Lidda was cleaning the crusted gnoll blood from Regdar’s greatsword when Hennet asked, “How long have you known Regdar?”

“Quite a while,” Lidda said, looking up from the sword. “We were both fledgling adventurers when we first met. I was having some problems with the militia in a small town. Regdar and another friend, a priest named Jozan, helped me out. He saved my life, but don’t tell him I said so.”

“Then you owe Regdar,” Hennet suggested. “Do you travel with him out of obligation?”

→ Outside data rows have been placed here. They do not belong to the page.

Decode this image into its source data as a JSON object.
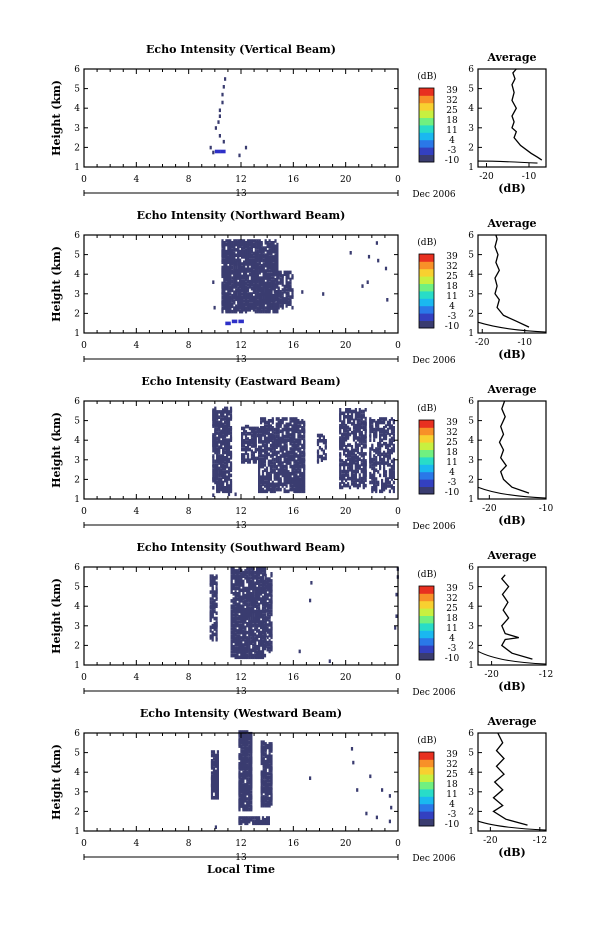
{
  "colors": {
    "echo": "#3a3c70",
    "echo_strong": "#2e30c8",
    "colorbar": [
      "#3a3c70",
      "#3340c0",
      "#2a78e8",
      "#1ab8f0",
      "#28dcc8",
      "#70f080",
      "#c8f040",
      "#f8d030",
      "#f89028",
      "#e83020"
    ]
  },
  "common": {
    "y_ticks": [
      "1",
      "2",
      "3",
      "4",
      "5",
      "6"
    ],
    "x_ticks": [
      "0",
      "4",
      "8",
      "12",
      "16",
      "20",
      "0"
    ],
    "date_mark": "13",
    "date_label": "Dec 2006",
    "ylabel": "Height (km)",
    "xlabel": "Local Time",
    "avg_title": "Average",
    "avg_xlabel": "(dB)",
    "cb_unit": "(dB)",
    "cb_ticks": [
      "39",
      "32",
      "25",
      "18",
      "11",
      "4",
      "-3",
      "-10"
    ]
  },
  "chart_data": [
    {
      "type": "heatmap",
      "title": "Echo Intensity (Vertical Beam)",
      "avg": {
        "xlim": [
          -22,
          -6
        ],
        "xticks": [
          "-20",
          "-10"
        ],
        "profile": [
          [
            -7,
            1.35
          ],
          [
            -8,
            1.5
          ],
          [
            -9.5,
            1.7
          ],
          [
            -12,
            2.1
          ],
          [
            -13.5,
            2.5
          ],
          [
            -13,
            2.8
          ],
          [
            -14,
            3.0
          ],
          [
            -13.5,
            3.3
          ],
          [
            -14,
            3.6
          ],
          [
            -13,
            4.0
          ],
          [
            -14,
            4.4
          ],
          [
            -13.5,
            4.8
          ],
          [
            -14,
            5.2
          ],
          [
            -13.3,
            5.5
          ],
          [
            -13.8,
            5.8
          ],
          [
            -13,
            6.0
          ]
        ],
        "line2": [
          [
            -22,
            1.3
          ],
          [
            -8,
            1.2
          ]
        ]
      },
      "cells": [
        [
          10,
          2.9
        ],
        [
          10.2,
          3.2
        ],
        [
          10.3,
          3.5
        ],
        [
          10.3,
          3.8
        ],
        [
          10.5,
          4.2
        ],
        [
          10.5,
          4.6
        ],
        [
          10.6,
          5.0
        ],
        [
          10.7,
          5.4
        ],
        [
          10.3,
          2.5
        ],
        [
          10.6,
          2.2
        ],
        [
          9.6,
          1.9
        ],
        [
          9.8,
          1.65
        ],
        [
          11.8,
          1.5
        ],
        [
          12.3,
          1.9
        ]
      ],
      "strong": [
        [
          10,
          1.7
        ],
        [
          10.4,
          1.7
        ]
      ]
    },
    {
      "type": "heatmap",
      "title": "Echo Intensity (Northward Beam)",
      "avg": {
        "xlim": [
          -21,
          -5
        ],
        "xticks": [
          "-20",
          "-10"
        ],
        "profile": [
          [
            -9,
            1.3
          ],
          [
            -12,
            1.6
          ],
          [
            -15,
            1.9
          ],
          [
            -16.5,
            2.3
          ],
          [
            -16,
            2.7
          ],
          [
            -17,
            3.0
          ],
          [
            -16.5,
            3.4
          ],
          [
            -17,
            3.8
          ],
          [
            -16,
            4.2
          ],
          [
            -16.8,
            4.6
          ],
          [
            -16.3,
            5.0
          ],
          [
            -17,
            5.4
          ],
          [
            -16.5,
            5.8
          ],
          [
            -16.8,
            6.0
          ]
        ],
        "line2": [
          [
            -21,
            1.55
          ],
          [
            -5,
            1.05
          ]
        ]
      },
      "regions": [
        [
          10.5,
          14.8,
          2.0,
          5.6,
          0.78
        ],
        [
          14.5,
          16.0,
          2.2,
          4.0,
          0.5
        ]
      ],
      "cells": [
        [
          9.8,
          3.5
        ],
        [
          9.9,
          2.2
        ],
        [
          16.6,
          3.0
        ],
        [
          18.2,
          2.9
        ],
        [
          20.3,
          5.0
        ],
        [
          21.6,
          3.5
        ],
        [
          21.7,
          4.8
        ],
        [
          22.3,
          5.5
        ],
        [
          22.4,
          4.6
        ],
        [
          23.0,
          4.2
        ],
        [
          23.1,
          2.6
        ],
        [
          21.2,
          3.3
        ]
      ],
      "strong": [
        [
          10.8,
          1.4
        ],
        [
          11.3,
          1.5
        ],
        [
          11.8,
          1.5
        ]
      ]
    },
    {
      "type": "heatmap",
      "title": "Echo Intensity (Eastward Beam)",
      "avg": {
        "xlim": [
          -22,
          -10
        ],
        "xticks": [
          "-20",
          "-10"
        ],
        "profile": [
          [
            -13,
            1.3
          ],
          [
            -16,
            1.6
          ],
          [
            -17.5,
            2.0
          ],
          [
            -18,
            2.4
          ],
          [
            -17,
            2.7
          ],
          [
            -18,
            3.1
          ],
          [
            -17.5,
            3.5
          ],
          [
            -18.2,
            3.9
          ],
          [
            -17.5,
            4.3
          ],
          [
            -18,
            4.7
          ],
          [
            -17.2,
            5.2
          ],
          [
            -17.8,
            5.6
          ],
          [
            -17.3,
            6.0
          ]
        ],
        "line2": [
          [
            -22,
            1.6
          ],
          [
            -10,
            1.05
          ]
        ]
      },
      "regions": [
        [
          9.8,
          11.3,
          1.3,
          5.6,
          0.7
        ],
        [
          12.0,
          13.3,
          2.8,
          4.6,
          0.5
        ],
        [
          13.3,
          16.8,
          1.3,
          5.0,
          0.65
        ],
        [
          17.8,
          18.5,
          2.8,
          4.2,
          0.35
        ],
        [
          19.5,
          21.5,
          1.5,
          5.5,
          0.55
        ],
        [
          21.8,
          23.6,
          1.3,
          5.0,
          0.45
        ]
      ],
      "cells": [
        [
          9.8,
          1.1
        ],
        [
          11.0,
          1.15
        ],
        [
          11.5,
          1.15
        ]
      ],
      "strong": []
    },
    {
      "type": "heatmap",
      "title": "Echo Intensity (Southward Beam)",
      "avg": {
        "xlim": [
          -22,
          -12
        ],
        "xticks": [
          "-20",
          "-12"
        ],
        "profile": [
          [
            -14,
            1.3
          ],
          [
            -17,
            1.6
          ],
          [
            -18.5,
            2.0
          ],
          [
            -18,
            2.3
          ],
          [
            -16,
            2.4
          ],
          [
            -18,
            2.6
          ],
          [
            -18.5,
            3.0
          ],
          [
            -17.5,
            3.4
          ],
          [
            -18.3,
            3.8
          ],
          [
            -17.6,
            4.2
          ],
          [
            -18.4,
            4.6
          ],
          [
            -17.5,
            5.0
          ],
          [
            -18.5,
            5.4
          ],
          [
            -18,
            5.6
          ]
        ],
        "line2": [
          [
            -22,
            1.7
          ],
          [
            -12,
            1.05
          ]
        ]
      },
      "regions": [
        [
          9.6,
          10.2,
          2.2,
          5.5,
          0.5
        ],
        [
          11.2,
          13.8,
          1.3,
          5.8,
          0.72
        ],
        [
          13.8,
          14.4,
          1.6,
          5.6,
          0.5
        ]
      ],
      "cells": [
        [
          16.4,
          1.6
        ],
        [
          17.3,
          5.1
        ],
        [
          17.2,
          4.2
        ],
        [
          18.7,
          1.1
        ],
        [
          23.8,
          4.5
        ],
        [
          23.9,
          5.4
        ],
        [
          23.8,
          3.4
        ],
        [
          23.7,
          2.8
        ],
        [
          23.9,
          5.8
        ]
      ],
      "strong": []
    },
    {
      "type": "heatmap",
      "title": "Echo Intensity (Westward Beam)",
      "avg": {
        "xlim": [
          -22,
          -11
        ],
        "xticks": [
          "-20",
          "-12"
        ],
        "profile": [
          [
            -14,
            1.3
          ],
          [
            -17.5,
            1.6
          ],
          [
            -19.5,
            2.0
          ],
          [
            -18,
            2.3
          ],
          [
            -19.5,
            2.7
          ],
          [
            -18,
            3.1
          ],
          [
            -19.3,
            3.5
          ],
          [
            -17.8,
            3.9
          ],
          [
            -19,
            4.3
          ],
          [
            -17.8,
            4.7
          ],
          [
            -19,
            5.1
          ],
          [
            -18,
            5.5
          ],
          [
            -18.8,
            6.0
          ]
        ],
        "line2": [
          [
            -22,
            1.5
          ],
          [
            -11,
            1.05
          ]
        ]
      },
      "regions": [
        [
          9.7,
          10.2,
          2.6,
          5.0,
          0.7
        ],
        [
          11.8,
          12.8,
          2.0,
          6.0,
          0.85
        ],
        [
          13.5,
          14.3,
          2.2,
          5.5,
          0.75
        ],
        [
          11.8,
          14.2,
          1.3,
          1.6,
          0.8
        ]
      ],
      "cells": [
        [
          10.0,
          1.1
        ],
        [
          17.2,
          3.6
        ],
        [
          20.4,
          5.1
        ],
        [
          20.8,
          3.0
        ],
        [
          21.8,
          3.7
        ],
        [
          22.7,
          3.0
        ],
        [
          23.4,
          2.1
        ],
        [
          23.3,
          2.7
        ],
        [
          21.5,
          1.8
        ],
        [
          22.3,
          1.6
        ],
        [
          23.3,
          1.4
        ],
        [
          20.5,
          4.4
        ]
      ],
      "strong": []
    }
  ]
}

“Not at all. I travel with him because I like him. Everyone becomes his friend in time. You will too; there’s no reason you shouldn’t. He’s not as immediately likeable these days as he once was. Lately,” she confessed, “I’ve been concerned about him. He’s not the same as he was when we first met.”

“I’ve been meaning to ask you something,” Hennet said. “An indelicate question, to be sure…”

“Could that be,” Lidda responded, “what’s with him? Why is he so abrupt? Doesn’t he ever say ‘please’? Is he always like that?”

“I would have put it more diplomatically,” said Hennet, “but yes.”

Lidda considered before answering. “He can’t be with somebody he loves.”

“I know how that feels.”

“But you’re with the person you love,” she said, pointing to Sonja’s tent through the snow. Hennet twitched.

“Sonja, yes, but in the past it’s happened that…” Hennet trailed off, suddenly unsure of how to finish his sentence. He changed the subject. “Does Regdar always fight so rashly, rushing into danger like that? I’m surprised he’s lived this long.”

“No,” Lidda replied. “That’s something new since Naull disappeared. I’m worried about him. Naull’s disappearance has had a real effect on him, that’s for sure. I guess he feels disconnected from other people, even me. I’m worried this behavior might get really get him hurt.”

“You say I’ll get to like him in the end?” asked Hennet.

“I guarantee it,” said Lidda with a smile.

“Say,” said Hennet, “we’ve discussed the romantic status of the rest of our little party. What about you?”

This surprised Lidda. Her stature often made humans, Regdar included, forget that she was an adult woman. For Hennet to bring it up now touched her greatly.